Critics see Olympic flip-flop

International Olympic Committee President Jacques Rogge was accused of backtracking on promises of press freedoms, and some Internet sites remained blocked less than a week before the Beijing Games are to begin.

Under pressure from the committee, Chinese organizers unblocked some sites at the main media center and venues, but others remained censored for journalists covering the Summer Games.

"We require that different media have the fullest access possible to report on the Olympic Games," Rogge said. "And I'm adamant in saying there has been no deal whatsoever to accept restrictions."

Chinese officials and high-ranking IOC members have repeatedly said there would be no censorship of Internet access for accredited journalists covering the Olympic Games, even though Chinese authorities regularly block sites used by citizens.



SPAIN

ETA killer freed from prison

A notorious and unrepentant Basque separatist convicted of killing 25 people, including a dozen policemen in a Madrid car bombing, walked out of a Spanish prison a free man after 21 years.

Jose Ignacio de Juana Chaos, 52, was released from a prison in Aranjuez, outside Madrid, exactly 40 years after the armed group ETA's first targeted killing.

ETA, which stands for Euskadi Ta Askatasuna, or Basque Homeland and Freedom in the Basque language, has been fighting for an independent Basque nation since the late 1960s. More than 800 people have been killed.

De Juana Chaos, a former police officer who joined one of ETA's most active commando units, was arrested in 1987 and convicted two years later of killing 25 people in a string of attacks, including the Madrid car bombing that killed 12 Civil Guard policemen in 1986.



TURKEY

Kurdish guerrillas arrested in blasts

Kurdish guerrillas were behind a double bombing in Istanbul last week that killed 17 people, Turkey's interior minister said, adding that all those involved in the attack had been caught.

The blasts, 160 feet and 10 minutes apart, were the worst such attacks in Turkey since 2003 when Al Qaeda carried out a series of bombings in Istanbul. More than 150 people were injured in the explosions July 27.

An Istanbul court remanded into custody eight detainees in connection with the attack after a prosecutor accused them of membership in the Kurdistan Workers Party, or PKK, state-run Anatolian news agency reported. The prosecutor will now prepare an indictment formally charging them.

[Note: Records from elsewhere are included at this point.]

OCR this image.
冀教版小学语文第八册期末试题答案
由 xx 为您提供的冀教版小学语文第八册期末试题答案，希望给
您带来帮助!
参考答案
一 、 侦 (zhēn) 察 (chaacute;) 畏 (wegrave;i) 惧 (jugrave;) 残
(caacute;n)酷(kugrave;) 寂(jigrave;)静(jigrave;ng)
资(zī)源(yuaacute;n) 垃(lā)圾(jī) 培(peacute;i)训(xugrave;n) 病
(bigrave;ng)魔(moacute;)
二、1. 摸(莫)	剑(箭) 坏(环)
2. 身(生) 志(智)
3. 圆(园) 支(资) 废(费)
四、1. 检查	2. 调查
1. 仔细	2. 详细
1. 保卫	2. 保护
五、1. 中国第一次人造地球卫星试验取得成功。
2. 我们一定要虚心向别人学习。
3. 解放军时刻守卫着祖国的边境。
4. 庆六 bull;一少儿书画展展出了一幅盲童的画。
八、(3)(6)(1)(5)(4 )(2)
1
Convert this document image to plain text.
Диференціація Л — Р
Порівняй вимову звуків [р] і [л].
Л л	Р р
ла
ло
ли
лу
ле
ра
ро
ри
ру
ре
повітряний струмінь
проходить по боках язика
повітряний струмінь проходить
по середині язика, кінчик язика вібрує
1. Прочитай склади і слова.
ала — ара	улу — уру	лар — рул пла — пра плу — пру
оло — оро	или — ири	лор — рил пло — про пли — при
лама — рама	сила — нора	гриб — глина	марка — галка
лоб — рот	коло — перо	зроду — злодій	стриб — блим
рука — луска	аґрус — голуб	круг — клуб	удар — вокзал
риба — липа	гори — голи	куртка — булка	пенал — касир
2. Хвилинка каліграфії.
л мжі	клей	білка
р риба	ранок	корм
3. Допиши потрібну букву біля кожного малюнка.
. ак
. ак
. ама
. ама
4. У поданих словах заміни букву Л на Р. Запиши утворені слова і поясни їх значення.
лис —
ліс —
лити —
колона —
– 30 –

The separatist PKK has denied involvement and there have been no claims of responsibility.



AFGHANISTAN

Mine kills 10 in wedding party

A bus carrying a wedding party struck a mine in Afghanistan's southern Kandahar province, killing the bride and groom and eight others, a police official said.

Provincial police chief Matiullah Khan said children were killed in the explosion, which he blamed on Taliban militants.

Eight people were wounded, he said.

An AP Television News cameraman later interviewed relatives who said the groom was wounded.

It was not immediately possible to reconcile the differing accounts.



IRAQ

Baghdad bombing kills 8, injures 14

Iraqi police said a vehicle bomb killed eight people and wounded 14 in northern Baghdad today.

A police officer said the explosion happened during rush hour in the Sunni district of Adhamiya. He said the explosives-laden small truck was parked about 200 yards from a passport office when the bomb went off.

The officer spoke on condition of anonymity because he was not authorized to speak to the media.

On Monday, three suicide bombers killed 32 people and wounded hundreds during a Shiite religious procession.